Investigators from the Pediatric Anesthesia Neurodevelopment Assessment (PANDA) study studied whether exposure to one anesthetic of short duration (median of 80 minutes) in children under age three affected global cognitive function (IQ) 5-12 years later.

The researchers enrolled 105 healthy children who underwent surgical repair of inguinal hernia, a common childhood operation.

Then they assessed IQ scores and secondary neurodevelopmental outcomes, including memory, learning, processing speed, visuospatial function, attention, executive function, language, and behavior, when the subjects were between the ages of 8 and 15.

They compared scores for each subject to those of a healthy, biologically related sibling of a similar age who had not been exposed to anesthesia.

“There was no significant difference in IQ scores between the children who were exposed to anesthesia and siblings who were not,” said Sun. “We also saw no difference in most of the secondary outcomes, although more children in the group exposed to anesthesia exhibited internalizing behavior that required further clinical evaluation.

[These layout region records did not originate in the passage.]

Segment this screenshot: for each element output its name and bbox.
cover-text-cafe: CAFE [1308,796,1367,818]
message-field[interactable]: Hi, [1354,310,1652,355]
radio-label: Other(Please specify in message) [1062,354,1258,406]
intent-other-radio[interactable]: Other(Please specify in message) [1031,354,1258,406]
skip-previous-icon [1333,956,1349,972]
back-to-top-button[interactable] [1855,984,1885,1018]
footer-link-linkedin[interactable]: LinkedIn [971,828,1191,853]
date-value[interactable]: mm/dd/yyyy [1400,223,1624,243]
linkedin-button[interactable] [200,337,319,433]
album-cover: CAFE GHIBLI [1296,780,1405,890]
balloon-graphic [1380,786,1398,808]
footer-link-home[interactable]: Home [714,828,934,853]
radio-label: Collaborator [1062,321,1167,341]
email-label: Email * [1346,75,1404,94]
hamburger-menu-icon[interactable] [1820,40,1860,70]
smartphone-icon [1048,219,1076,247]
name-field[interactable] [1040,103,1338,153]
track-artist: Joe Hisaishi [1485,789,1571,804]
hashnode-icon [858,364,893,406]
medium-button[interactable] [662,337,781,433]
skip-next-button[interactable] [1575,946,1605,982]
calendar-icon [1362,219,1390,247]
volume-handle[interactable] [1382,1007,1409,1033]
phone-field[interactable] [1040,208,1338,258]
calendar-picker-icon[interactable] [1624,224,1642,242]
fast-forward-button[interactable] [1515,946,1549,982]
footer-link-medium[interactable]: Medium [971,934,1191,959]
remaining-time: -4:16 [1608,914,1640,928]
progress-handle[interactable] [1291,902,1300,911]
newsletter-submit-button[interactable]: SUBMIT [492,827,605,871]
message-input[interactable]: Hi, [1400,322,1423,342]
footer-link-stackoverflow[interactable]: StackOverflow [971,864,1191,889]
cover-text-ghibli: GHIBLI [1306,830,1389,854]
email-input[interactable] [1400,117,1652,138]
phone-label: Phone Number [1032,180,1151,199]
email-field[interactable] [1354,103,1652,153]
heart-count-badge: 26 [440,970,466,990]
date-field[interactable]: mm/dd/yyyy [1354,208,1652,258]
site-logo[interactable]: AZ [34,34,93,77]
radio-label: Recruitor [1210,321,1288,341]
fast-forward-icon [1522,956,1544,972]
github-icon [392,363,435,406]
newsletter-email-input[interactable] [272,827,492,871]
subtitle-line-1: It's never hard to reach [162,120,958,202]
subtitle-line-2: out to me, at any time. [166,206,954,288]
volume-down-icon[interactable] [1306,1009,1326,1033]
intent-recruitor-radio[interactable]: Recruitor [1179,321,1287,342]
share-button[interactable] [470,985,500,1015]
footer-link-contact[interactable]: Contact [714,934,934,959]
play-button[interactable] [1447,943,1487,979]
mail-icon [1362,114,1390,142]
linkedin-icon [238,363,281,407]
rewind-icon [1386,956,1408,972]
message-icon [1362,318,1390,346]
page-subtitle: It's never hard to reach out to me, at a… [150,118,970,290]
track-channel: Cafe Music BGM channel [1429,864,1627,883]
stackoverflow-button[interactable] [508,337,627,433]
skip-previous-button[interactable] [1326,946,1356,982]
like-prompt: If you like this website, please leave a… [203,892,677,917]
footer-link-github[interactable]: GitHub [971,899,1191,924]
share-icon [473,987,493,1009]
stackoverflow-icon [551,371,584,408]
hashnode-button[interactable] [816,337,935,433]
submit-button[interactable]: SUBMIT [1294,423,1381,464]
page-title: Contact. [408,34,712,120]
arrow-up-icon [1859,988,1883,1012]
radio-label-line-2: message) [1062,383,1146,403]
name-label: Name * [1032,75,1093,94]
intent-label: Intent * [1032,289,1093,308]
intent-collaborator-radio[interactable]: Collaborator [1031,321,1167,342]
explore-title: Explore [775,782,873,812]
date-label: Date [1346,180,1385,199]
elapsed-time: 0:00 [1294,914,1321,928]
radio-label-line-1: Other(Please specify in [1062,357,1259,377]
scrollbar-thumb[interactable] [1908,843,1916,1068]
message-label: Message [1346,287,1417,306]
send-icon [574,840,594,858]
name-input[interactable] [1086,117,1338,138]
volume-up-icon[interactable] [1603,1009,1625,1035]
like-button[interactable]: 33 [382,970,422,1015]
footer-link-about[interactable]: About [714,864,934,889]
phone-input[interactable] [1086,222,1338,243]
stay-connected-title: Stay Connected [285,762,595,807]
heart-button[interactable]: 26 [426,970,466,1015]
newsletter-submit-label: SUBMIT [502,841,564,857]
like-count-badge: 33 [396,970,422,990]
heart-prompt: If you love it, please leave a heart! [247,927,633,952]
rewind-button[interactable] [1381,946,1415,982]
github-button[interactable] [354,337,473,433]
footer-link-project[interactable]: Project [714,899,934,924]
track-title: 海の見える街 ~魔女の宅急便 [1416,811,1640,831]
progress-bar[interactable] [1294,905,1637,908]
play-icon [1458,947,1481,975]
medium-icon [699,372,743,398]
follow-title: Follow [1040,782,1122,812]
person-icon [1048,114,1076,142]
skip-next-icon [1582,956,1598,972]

That’s an area that needs to be further explored.”

Negative internalizing behaviors include anxiety, social withdrawal, and feelings of loneliness and guilt.

“The potential neurotoxicity of anesthetic agents commonly used in general anesthesia has been one of the most pressing concerns in pediatric surgery in the past decade. The PANDA project is among the most rigorously designed studies aimed at addressing this concern. Our findings should be reassuring to millions of parents whose young children need to undergo surgical procedures under general anesthesia across the world each year,” added co-author Guohua Li, DrPH, MD, professor of epidemiology at Columbia University’s Mailman School of Public Health and College of Physicians and Surgeons.